RazorMetrics operates further upstream, where decisions are made and locked in.
By working within normal clinical workflows, RazorMetrics identifies lower-cost, clinically appropriate alternatives and delivers them to physicians making it easy to save patients on drug costs. Recommendations may include therapeutic alternatives, biosimilars, and deprescribing opportunities for medications that are no longer needed.
The result is lower costs, more alignment with preferred drug lists, and more secure access to drugs for beneficiaries.
Affordability Without Abandonment
The Part D redesign has made one thing clear: protecting patients from financial harm improves adherence and health outcomes. The next challenge is ensuring that higher utilization translates into higher value.
As Medicare drug spending rises, the question is no longer whether patients can afford their medications.
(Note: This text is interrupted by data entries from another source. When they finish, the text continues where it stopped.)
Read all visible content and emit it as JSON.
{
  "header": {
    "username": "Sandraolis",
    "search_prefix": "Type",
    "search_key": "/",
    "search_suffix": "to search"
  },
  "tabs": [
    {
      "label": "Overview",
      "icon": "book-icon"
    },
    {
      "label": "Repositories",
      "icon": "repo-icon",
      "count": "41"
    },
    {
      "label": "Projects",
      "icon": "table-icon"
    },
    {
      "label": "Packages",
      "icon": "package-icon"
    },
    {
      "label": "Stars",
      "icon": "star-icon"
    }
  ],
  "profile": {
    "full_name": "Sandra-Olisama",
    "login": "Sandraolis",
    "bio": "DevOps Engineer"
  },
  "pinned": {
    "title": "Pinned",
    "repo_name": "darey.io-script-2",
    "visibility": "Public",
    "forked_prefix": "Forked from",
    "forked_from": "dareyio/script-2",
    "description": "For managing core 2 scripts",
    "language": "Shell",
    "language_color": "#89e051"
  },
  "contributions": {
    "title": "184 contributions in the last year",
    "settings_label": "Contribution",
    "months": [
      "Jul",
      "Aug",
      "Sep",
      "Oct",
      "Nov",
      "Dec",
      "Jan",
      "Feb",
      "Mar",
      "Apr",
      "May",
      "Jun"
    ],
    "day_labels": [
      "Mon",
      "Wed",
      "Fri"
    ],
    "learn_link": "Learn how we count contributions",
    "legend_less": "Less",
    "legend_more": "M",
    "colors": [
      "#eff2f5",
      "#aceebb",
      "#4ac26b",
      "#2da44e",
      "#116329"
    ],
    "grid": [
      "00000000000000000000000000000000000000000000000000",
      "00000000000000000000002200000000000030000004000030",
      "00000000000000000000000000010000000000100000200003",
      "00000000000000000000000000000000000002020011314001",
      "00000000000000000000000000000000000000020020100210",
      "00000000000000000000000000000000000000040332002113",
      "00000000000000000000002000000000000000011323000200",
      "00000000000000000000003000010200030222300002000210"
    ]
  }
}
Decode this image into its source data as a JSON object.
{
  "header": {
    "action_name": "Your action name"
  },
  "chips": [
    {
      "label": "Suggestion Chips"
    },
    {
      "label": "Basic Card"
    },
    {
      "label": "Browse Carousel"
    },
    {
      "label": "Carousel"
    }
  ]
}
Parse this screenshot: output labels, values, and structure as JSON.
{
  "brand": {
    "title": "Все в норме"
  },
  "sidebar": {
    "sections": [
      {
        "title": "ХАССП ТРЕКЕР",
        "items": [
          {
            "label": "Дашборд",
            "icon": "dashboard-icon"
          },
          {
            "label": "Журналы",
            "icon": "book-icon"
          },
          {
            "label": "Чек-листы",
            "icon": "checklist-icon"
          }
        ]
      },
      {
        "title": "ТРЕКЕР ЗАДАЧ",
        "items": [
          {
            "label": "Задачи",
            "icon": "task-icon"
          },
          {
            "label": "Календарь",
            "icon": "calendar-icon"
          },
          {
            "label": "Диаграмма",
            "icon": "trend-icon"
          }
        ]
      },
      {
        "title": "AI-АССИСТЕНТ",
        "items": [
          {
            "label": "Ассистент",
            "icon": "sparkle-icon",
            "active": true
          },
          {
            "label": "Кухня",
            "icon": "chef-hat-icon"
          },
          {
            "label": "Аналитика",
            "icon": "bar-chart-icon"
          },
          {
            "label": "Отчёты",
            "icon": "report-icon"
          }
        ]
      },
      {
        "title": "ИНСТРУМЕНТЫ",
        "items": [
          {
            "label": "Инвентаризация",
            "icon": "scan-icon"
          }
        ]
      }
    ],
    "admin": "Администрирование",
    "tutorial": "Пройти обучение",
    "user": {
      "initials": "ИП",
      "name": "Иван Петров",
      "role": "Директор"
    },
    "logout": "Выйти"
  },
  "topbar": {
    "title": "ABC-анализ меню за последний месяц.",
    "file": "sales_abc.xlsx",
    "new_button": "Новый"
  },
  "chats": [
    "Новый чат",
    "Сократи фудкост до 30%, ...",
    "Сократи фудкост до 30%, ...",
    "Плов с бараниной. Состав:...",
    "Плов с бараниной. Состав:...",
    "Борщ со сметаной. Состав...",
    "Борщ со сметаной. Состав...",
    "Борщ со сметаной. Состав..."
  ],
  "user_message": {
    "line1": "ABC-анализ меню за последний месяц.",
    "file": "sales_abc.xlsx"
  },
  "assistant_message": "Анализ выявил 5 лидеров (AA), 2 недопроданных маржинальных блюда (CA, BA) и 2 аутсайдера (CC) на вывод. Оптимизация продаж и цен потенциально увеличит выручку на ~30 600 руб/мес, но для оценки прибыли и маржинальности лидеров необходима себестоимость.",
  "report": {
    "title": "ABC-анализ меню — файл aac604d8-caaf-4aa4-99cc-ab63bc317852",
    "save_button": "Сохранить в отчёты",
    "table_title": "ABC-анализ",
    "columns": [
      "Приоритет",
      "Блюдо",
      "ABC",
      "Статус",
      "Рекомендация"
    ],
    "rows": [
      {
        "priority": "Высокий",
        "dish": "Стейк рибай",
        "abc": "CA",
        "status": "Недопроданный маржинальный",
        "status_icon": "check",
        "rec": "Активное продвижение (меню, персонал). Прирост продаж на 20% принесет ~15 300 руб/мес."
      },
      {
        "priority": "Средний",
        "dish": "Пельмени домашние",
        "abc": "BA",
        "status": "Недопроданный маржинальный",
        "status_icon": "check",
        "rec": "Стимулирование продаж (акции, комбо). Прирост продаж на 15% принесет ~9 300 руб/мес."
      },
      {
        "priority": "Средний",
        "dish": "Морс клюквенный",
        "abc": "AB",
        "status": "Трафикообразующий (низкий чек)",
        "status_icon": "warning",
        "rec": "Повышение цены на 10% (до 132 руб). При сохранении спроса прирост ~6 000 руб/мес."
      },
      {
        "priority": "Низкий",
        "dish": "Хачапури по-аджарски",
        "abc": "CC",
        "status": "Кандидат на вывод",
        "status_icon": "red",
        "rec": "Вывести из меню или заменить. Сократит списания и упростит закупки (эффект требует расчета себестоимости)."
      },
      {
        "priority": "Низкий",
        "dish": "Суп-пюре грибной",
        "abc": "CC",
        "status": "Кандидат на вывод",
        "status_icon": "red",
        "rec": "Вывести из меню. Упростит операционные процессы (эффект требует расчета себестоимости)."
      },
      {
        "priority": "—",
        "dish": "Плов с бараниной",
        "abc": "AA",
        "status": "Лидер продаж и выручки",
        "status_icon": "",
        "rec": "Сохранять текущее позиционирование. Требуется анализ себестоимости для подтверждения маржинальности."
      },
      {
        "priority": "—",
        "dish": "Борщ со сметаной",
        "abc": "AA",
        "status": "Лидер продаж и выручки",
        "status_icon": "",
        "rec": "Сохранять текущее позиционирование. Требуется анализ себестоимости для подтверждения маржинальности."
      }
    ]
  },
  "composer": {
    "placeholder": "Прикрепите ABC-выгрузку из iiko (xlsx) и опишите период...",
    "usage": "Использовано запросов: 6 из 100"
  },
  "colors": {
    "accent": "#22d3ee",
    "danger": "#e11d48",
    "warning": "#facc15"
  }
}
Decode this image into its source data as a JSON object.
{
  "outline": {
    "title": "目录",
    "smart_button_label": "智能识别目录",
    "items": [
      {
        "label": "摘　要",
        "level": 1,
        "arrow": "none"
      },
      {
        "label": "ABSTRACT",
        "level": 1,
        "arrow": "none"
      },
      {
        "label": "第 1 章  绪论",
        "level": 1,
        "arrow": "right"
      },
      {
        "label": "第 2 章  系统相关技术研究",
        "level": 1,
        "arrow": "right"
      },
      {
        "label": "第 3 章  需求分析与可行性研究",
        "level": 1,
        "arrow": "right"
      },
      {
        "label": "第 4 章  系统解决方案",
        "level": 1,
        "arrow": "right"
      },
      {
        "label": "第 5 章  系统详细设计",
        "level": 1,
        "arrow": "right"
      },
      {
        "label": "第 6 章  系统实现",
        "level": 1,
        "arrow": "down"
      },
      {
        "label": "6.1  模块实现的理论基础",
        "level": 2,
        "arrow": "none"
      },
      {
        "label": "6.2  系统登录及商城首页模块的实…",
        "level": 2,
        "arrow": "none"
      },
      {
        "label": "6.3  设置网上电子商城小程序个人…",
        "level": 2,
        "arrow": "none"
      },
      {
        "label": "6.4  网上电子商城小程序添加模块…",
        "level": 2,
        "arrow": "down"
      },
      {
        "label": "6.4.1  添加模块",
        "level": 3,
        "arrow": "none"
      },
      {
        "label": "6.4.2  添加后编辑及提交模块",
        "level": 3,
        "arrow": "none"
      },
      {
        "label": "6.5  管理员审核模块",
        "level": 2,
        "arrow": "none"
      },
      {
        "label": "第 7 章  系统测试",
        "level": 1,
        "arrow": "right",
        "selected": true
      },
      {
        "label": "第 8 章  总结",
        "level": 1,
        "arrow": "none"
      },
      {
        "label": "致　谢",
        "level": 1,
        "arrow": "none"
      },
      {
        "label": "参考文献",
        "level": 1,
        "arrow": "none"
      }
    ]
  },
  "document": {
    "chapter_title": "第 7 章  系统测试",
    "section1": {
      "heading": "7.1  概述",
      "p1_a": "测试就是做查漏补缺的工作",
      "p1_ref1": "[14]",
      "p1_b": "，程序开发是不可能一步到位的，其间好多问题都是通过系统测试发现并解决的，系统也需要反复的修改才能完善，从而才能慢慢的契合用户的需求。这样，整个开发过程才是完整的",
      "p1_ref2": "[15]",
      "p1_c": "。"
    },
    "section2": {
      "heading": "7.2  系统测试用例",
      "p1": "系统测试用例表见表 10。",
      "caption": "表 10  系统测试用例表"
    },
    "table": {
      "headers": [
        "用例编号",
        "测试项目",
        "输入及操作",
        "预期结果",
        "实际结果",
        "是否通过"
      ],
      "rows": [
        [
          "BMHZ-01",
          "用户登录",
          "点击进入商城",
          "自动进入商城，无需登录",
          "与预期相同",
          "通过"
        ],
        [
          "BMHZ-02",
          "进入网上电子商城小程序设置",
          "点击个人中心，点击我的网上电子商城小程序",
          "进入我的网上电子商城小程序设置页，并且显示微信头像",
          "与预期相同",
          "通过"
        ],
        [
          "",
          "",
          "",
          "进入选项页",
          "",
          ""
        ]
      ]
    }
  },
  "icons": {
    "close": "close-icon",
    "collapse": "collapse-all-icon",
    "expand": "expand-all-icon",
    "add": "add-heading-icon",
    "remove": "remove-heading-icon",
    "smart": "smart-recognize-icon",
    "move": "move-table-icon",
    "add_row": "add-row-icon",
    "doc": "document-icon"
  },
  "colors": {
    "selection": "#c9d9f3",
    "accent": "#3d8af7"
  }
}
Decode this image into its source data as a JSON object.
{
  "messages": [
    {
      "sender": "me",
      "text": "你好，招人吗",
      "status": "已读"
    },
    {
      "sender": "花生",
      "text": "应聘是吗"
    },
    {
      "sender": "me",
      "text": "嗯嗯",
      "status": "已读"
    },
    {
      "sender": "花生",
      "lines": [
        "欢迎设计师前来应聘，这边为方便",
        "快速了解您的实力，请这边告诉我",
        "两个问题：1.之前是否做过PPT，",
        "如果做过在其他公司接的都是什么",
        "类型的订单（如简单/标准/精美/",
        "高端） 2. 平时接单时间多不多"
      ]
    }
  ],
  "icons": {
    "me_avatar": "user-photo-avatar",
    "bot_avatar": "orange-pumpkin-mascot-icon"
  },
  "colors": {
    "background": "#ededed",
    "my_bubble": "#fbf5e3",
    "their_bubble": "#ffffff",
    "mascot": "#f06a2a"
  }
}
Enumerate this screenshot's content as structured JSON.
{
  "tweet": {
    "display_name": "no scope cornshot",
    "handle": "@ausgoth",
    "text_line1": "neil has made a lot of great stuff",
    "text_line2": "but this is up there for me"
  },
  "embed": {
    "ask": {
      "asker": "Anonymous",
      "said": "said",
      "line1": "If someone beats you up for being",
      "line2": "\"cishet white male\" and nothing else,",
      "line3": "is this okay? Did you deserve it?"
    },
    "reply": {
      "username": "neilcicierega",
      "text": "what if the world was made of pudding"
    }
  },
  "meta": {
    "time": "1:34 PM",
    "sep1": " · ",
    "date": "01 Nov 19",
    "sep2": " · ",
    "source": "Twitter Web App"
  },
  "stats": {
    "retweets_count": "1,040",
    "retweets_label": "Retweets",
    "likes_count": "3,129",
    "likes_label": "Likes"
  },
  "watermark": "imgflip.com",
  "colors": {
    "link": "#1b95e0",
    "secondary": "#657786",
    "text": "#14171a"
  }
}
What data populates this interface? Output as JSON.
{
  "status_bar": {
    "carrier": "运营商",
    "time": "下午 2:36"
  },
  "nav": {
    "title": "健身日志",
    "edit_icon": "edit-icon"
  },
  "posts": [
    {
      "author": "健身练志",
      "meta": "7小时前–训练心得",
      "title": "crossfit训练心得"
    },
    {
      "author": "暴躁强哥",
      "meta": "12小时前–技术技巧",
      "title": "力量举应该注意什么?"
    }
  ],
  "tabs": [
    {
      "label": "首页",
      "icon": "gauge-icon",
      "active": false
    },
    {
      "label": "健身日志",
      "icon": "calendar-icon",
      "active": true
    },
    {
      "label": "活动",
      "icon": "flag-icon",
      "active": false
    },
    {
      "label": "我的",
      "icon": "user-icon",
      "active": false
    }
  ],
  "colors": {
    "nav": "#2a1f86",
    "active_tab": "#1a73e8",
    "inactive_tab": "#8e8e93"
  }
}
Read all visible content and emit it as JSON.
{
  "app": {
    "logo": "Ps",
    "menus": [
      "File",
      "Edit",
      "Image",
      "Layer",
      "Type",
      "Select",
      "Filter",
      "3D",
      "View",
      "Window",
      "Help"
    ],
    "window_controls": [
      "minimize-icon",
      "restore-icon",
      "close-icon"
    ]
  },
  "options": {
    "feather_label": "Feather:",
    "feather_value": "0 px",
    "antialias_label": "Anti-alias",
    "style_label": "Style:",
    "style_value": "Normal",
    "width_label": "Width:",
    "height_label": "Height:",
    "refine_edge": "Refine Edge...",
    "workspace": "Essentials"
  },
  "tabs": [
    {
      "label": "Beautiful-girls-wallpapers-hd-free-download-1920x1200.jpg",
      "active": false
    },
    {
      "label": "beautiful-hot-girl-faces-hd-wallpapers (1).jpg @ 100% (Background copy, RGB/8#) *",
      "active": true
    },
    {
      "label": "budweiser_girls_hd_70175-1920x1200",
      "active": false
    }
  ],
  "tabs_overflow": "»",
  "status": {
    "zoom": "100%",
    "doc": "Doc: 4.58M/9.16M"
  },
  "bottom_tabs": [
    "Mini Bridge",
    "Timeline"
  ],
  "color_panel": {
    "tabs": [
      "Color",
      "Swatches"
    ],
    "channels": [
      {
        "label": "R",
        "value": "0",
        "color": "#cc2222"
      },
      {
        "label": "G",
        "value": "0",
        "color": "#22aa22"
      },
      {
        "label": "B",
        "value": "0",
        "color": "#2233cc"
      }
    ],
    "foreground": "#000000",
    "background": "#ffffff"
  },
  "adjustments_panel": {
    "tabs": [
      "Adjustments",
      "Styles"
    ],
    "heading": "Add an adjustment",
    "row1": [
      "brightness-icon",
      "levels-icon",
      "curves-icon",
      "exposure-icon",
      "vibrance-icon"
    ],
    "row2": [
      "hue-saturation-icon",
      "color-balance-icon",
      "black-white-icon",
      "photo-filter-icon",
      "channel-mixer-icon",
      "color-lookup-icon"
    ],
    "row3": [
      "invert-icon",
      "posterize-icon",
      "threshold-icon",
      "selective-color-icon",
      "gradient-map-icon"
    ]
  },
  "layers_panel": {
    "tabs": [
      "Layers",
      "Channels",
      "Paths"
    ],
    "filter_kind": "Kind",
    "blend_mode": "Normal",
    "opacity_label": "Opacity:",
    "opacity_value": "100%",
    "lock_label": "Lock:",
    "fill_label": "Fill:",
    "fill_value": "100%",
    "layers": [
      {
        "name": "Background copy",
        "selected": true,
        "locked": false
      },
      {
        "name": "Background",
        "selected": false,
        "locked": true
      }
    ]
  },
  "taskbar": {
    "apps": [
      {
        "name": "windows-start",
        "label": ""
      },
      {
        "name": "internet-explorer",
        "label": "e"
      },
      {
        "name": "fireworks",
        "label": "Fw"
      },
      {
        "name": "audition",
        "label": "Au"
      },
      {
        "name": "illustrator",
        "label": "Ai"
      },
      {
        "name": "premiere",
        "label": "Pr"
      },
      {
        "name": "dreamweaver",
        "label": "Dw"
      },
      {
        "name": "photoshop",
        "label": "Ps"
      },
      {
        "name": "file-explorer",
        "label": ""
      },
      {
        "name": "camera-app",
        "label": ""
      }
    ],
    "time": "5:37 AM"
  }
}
It is whether every dollar spent reflects the best possible clinical and economic choice.
That is the gap RazorMetrics fills. Not by denying care, delaying treatment, or shifting costs back to members, but by helping plans and physicians optimize therapy before waste enters the system.
Medicare spending more on drugs can be a good thing, but spending smarter is what makes budgets sustainable.